00 4/7/2010 6:58 PM
In Francia
Velo islamico sì, velo islamico no? Il Belgio ha rotto gli indugi e ha sfidato l'Islam. I deputati belgi hanno infatti aperto la via all'interdizione totale del velo integrale. Tra qualche giorno il parlamento dovrà pronunciarsi definitivamente in merito e se la norma sarà approvata burqa e niqab saranno fuori legge in tutti i luoghi pubblici, comprese strade e scuole. Se questo dovesse succedere il Belgio sarebbe il primo Paese europeo a impedire alla donne di portare il velo islamico nei luoghi pubblici come giardinetti, parchi, campi sportivi, locali della pubblica amministrazione, ristoranti e supermercati. La presa di posizione del Belgio fa già discutere e la Commissione europea ha già messo le mani avanti per una possibile violazione della libertà personale. I deputati di Bruxelles hanno motivato la loro decisione con due argomenti. Il primo riguarda la sicurezza e prevede che ogni persona debba essere idintificabile, il secondo si rifà alla dignità della donna e al rispetto dei principi democratici fondamentali. Di parere opposto è la vicepresidente dell'Esecutivo dei musulmani del Belgio, Isabelle Praille: «Portare il velo islamico fa parte della libertà degli individui e questo comportamento è garantito dal diritto belga, europeo, internazionale e dai diritti dell'Uomo. Oggi è il vel islamico, domani sarà il turbante dei sikh e dopo sarà forse il turno della minigonna».
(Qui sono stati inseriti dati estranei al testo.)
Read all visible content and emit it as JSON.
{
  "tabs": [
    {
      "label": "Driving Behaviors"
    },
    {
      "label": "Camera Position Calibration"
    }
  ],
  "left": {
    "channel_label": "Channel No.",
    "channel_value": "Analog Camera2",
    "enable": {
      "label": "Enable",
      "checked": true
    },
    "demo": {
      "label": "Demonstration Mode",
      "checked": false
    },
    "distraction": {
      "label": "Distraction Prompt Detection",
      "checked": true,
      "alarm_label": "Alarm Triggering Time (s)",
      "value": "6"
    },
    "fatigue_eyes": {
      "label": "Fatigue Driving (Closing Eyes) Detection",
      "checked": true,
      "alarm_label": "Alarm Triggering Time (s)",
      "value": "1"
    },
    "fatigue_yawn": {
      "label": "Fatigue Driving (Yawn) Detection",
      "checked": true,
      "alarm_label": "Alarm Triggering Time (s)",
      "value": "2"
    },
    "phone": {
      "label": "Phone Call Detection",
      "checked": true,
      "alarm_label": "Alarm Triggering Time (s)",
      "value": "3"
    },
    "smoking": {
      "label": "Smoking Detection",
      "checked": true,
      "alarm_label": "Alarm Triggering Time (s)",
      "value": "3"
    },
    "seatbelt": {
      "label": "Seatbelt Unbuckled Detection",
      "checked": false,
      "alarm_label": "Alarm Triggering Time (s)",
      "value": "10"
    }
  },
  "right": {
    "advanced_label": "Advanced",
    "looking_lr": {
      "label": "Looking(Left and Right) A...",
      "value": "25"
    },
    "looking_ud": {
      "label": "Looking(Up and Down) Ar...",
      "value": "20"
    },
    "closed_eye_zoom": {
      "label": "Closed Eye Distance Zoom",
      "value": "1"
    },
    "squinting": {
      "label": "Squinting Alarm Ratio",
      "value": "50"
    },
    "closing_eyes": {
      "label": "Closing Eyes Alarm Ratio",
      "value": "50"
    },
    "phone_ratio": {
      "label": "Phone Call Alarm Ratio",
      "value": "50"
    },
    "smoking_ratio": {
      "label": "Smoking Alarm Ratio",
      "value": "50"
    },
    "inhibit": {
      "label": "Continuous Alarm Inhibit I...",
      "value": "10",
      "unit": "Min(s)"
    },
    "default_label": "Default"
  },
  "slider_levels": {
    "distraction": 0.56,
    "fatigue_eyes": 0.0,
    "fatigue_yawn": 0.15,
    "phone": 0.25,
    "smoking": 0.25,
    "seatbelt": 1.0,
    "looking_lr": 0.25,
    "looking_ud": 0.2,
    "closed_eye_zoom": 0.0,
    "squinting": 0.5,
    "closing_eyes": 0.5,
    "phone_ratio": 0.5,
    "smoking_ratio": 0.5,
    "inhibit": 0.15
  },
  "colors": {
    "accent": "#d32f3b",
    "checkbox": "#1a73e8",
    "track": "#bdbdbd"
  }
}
In Francia il Consiglio di Stato ha bocciato recentemente l'idea del governo di introdurre un divieto di indossare ovunque il velo islamico integrale. I giudici amministrativi d'Oltralpe non sono entrati nel merito della scelta dell'esecutivo ma si sono limitati a evidenziare gli ostacoli di natura giuridica ad un tale provvedimento. Vietare il burqa in «qualsiasi spazio pubblico» potrebbe essere oggetto di contestazioni «di ordine costituzionale e rispetto alla convenzione europea dei diritti umani e delle libertà fondamentali». Secondo il Consiglio di Stato francese spetta al "prefetto" prescrivere il divieto solo per ragioni di sicurezza e identificazione limitandosi ai seguenti luoghi pubblici: «Tribunali, seggi elettorali, comuni, scuole, ospedali e università o qualsiasi luogo in cui si viene sottoposti ad un esame».

Secondo alcuni analisti vietare il velo è un metodo che funziona, che può agevolare l'integrazione sociale e religiosa, piò velocizzare l'adattamento degli immigrati agli usi e costimi del luogo in cui si trovano ad abitare. A questo punto però gli interrogativi sono molteplici.